I tried to solve problem 583, but I encounter "Time Limit Exceed" error.

I think that this problem need to make prime array, and using brute

force algorithm. But when I make prime array, it takes too long time.

Anyone suggest me some helps?

Plz your kindly advise. Thanks.

Stefan Pochmann · Post by **Stefan Pochmann** » Sun Jun 02, 2002 11:41 pm

Maybe it helps if you submit it under the correct number, namely 583?

soyoja · Post by **soyoja** » Mon Jun 03, 2002 5:09 pm

Sorry. my mis-typing. Problem number is not 586, but 583.

I corrected it. Now, Can you help me ? : )

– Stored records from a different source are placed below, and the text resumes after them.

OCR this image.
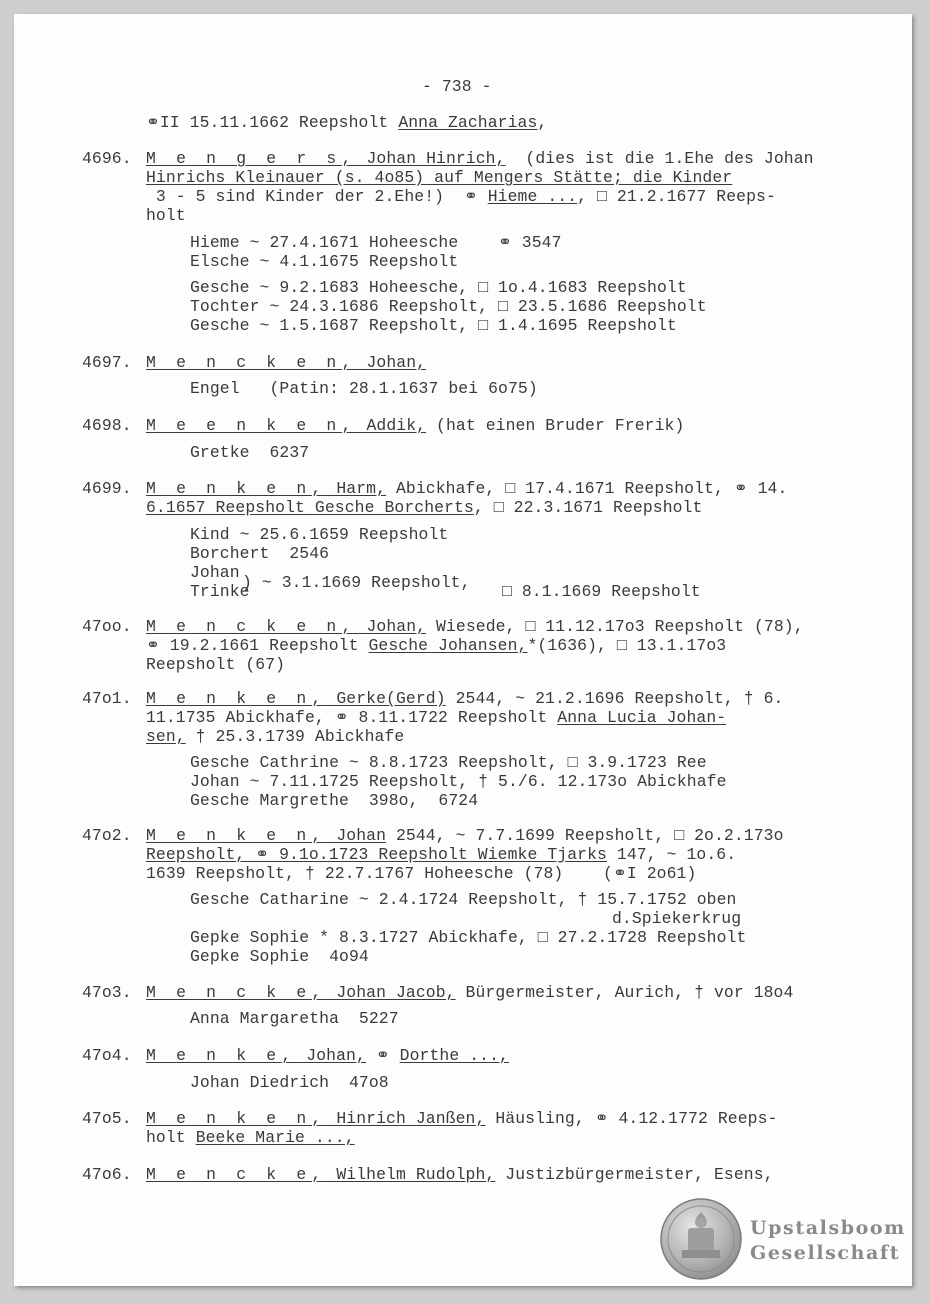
- 738 -
⚭II 15.11.1662 Reepsholt Anna Zacharias,
4696. M e n g e r s, Johan Hinrich,  (dies ist die 1.Ehe des Johan
Hinrichs Kleinauer (s. 4o85) auf Mengers Stätte; die Kinder
3 - 5 sind Kinder der 2.Ehe!)  ⚭ Hieme ..., □ 21.2.1677 Reeps-
holt
Hieme ~ 27.4.1671 Hoheesche    ⚭ 3547
Elsche ~ 4.1.1675 Reepsholt
Gesche ~ 9.2.1683 Hoheesche, □ 1o.4.1683 Reepsholt
Tochter ~ 24.3.1686 Reepsholt, □ 23.5.1686 Reepsholt
Gesche ~ 1.5.1687 Reepsholt, □ 1.4.1695 Reepsholt
4697. M e n c k e n, Johan,
Engel   (Patin: 28.1.1637 bei 6o75)
4698. M e e n k e n, Addik, (hat einen Bruder Frerik)
Gretke  6237
4699. M e n k e n, Harm, Abickhafe, □ 17.4.1671 Reepsholt, ⚭ 14.
6.1657 Reepsholt Gesche Borcherts, □ 22.3.1671 Reepsholt
Kind ~ 25.6.1659 Reepsholt
Borchert  2546
Johan
Trinke
) ~ 3.1.1669 Reepsholt, □ 8.1.1669 Reepsholt
47oo. M e n c k e n, Johan, Wiesede, □ 11.12.17o3 Reepsholt (78),
⚭ 19.2.1661 Reepsholt Gesche Johansen,*(1636), □ 13.1.17o3
Reepsholt (67)
47o1. M e n k e n, Gerke(Gerd) 2544, ~ 21.2.1696 Reepsholt, † 6.
11.1735 Abickhafe, ⚭ 8.11.1722 Reepsholt Anna Lucia Johan-
sen, † 25.3.1739 Abickhafe
Gesche Cathrine ~ 8.8.1723 Reepsholt, □ 3.9.1723 Ree
Johan ~ 7.11.1725 Reepsholt, † 5./6. 12.173o Abickhafe
Gesche Margrethe  398o,  6724
47o2. M e n k e n, Johan 2544, ~ 7.7.1699 Reepsholt, □ 2o.2.173o
Reepsholt, ⚭ 9.1o.1723 Reepsholt Wiemke Tjarks 147, ~ 1o.6.
1639 Reepsholt, † 22.7.1767 Hoheesche (78)    (⚭I 2o61)
Gesche Catharine ~ 2.4.1724 Reepsholt, † 15.7.1752 oben
d.Spiekerkrug
Gepke Sophie * 8.3.1727 Abickhafe, □ 27.2.1728 Reepsholt
Gepke Sophie  4o94
47o3. M e n c k e, Johan Jacob, Bürgermeister, Aurich, † vor 18o4
Anna Margaretha  5227
47o4. M e n k e, Johan, ⚭ Dorthe ...,
Johan Diedrich  47o8
47o5. M e n k e n, Hinrich Janßen, Häusling, ⚭ 4.12.1772 Reeps-
holt Beeke Marie ...,
47o6. M e n c k e, Wilhelm Rudolph, Justizbürgermeister, Esens,
Upstalsboom
Gesellschaft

shahriar_manzoor · Post by **shahriar_manzoor** » Mon Jun 03, 2002 6:02 pm

To get the prime factors of a number you only need to divide it with the primes which r less than or equal to its square root. For example to get the prime factors of 69, you only need to divide it with 2, 3, 5, 7 and then the number that remains is 23 which is greater than its square root and is always prime or 1. So you need to generate primes upto sqrt(Max input).

soyoja · Post by **soyoja** » Wed Jun 05, 2002 9:00 pm

Finally, I have received a "Accepted" answer.

Thank you ^^;

naushad · Post by **naushad** » Wed Jul 24, 2002 8:51 pm

i have tried p583 to solve. but unfortunately it is giving time limit exceed

i m confident with my answers. but it takes time. plz help if u can.
regards,
naushad:-)

shahriar_manzoor · Post by **shahriar_manzoor** » Thu Jul 25, 2002 1:17 am

try numbers with large prime factors and see what happens

popel · Post by **popel** » Fri Jul 26, 2002 1:37 pm

You should know that what to do if you want to find the prime factors of a number efficiently.Trial for primes less that sqrt(x) and think a while.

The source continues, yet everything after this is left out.